In order to be able to test above solution I created few Ubuntu servers VM's on my machine:
- Front end server running Apache load balancer
- For start 3 separated machines running Apache. On each machine I had installed APC cache.
- Two memcached servers.
- One MySQL server.
- File storage replication
This solution has few benefits against basic one. At start we can add as many web servers as we want. One important part is to configure web servers to share files. This was done by using rsync replication and mounting on all servers /var/www/html/mysite/sites folder as shared one (expecting that Drupal core is same on all servers I didn't want to share it). I like this solution since we will have source code on both web instances, and not on the file storage. This makes it possible to release new “source code” (not database!) instances of Drupal modules. Or you can quickly change some lines on a PROD environment for debugging (as long as you block traffic from visitors to that web instance of course ;-)).
- Move the caching mechanism to Memcached. Memcached can store all caching data in memory. So it doesn't use the MySQL tables any longer. Also, Memcached can run in a clustered environment, so no need to manually flush the remote cache. The Memcached Drupal module and Memcached daemon would take care of it.
- Because of the movement of caching to Memcached, databases would not be on heavy load any longer.
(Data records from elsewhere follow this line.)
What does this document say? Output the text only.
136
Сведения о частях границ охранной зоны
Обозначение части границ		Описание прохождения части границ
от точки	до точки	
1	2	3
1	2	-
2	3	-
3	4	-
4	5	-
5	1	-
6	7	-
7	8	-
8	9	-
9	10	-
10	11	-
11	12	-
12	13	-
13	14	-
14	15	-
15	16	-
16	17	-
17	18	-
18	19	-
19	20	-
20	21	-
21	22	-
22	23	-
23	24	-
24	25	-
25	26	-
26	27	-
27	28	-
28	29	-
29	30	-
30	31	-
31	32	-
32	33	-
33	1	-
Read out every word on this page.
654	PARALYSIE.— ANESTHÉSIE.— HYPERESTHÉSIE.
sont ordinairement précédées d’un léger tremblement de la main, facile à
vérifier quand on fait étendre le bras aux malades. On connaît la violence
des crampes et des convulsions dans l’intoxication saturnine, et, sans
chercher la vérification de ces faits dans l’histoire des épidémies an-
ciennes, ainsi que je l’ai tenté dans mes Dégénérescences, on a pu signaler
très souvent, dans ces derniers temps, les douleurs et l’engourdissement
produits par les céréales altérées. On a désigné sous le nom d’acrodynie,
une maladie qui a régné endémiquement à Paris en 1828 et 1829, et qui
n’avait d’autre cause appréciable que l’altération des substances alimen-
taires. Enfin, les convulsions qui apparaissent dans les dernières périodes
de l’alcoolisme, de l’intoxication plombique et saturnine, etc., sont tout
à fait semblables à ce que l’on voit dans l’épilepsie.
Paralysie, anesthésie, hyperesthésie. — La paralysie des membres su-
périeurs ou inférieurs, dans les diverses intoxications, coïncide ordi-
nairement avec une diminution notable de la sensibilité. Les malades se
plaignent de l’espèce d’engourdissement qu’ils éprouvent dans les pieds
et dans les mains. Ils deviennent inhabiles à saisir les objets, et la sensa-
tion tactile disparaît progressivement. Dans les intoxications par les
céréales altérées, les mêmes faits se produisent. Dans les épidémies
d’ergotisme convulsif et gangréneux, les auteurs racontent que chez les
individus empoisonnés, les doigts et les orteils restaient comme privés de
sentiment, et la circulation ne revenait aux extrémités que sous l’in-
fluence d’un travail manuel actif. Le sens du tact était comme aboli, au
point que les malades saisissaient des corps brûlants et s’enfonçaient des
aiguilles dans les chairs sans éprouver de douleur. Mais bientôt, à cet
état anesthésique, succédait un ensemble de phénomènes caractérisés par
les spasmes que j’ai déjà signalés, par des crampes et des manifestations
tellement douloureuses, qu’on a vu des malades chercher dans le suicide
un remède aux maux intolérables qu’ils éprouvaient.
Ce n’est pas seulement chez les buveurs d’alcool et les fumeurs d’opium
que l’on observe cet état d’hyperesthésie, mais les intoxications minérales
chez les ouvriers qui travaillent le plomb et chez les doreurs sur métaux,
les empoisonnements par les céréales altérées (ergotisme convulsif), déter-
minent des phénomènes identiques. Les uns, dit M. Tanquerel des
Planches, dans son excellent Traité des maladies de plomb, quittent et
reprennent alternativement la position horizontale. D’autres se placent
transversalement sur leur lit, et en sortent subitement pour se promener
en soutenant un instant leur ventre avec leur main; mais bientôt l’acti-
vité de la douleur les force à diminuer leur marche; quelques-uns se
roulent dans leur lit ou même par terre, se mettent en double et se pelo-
Database server can be just one or full MySQL cluster (depending on amount of available $$$).
File storage replication
Another (possible) improvement to above solution would be to store all data on NAS file storage.
The NAS storage holds all data in sites/##YOUR_SITE_NAME##/files directory. Compared with the previous solution, we don’t need to sync data again. Again: one disadvantage here: if the NAS file storage goes out: no file in your files will be served. Nor by web-server1, nor by web-server 2.
As previous solution, problem with this solution lay in some single points of failure, like only one load balancer and possible one MySQL server.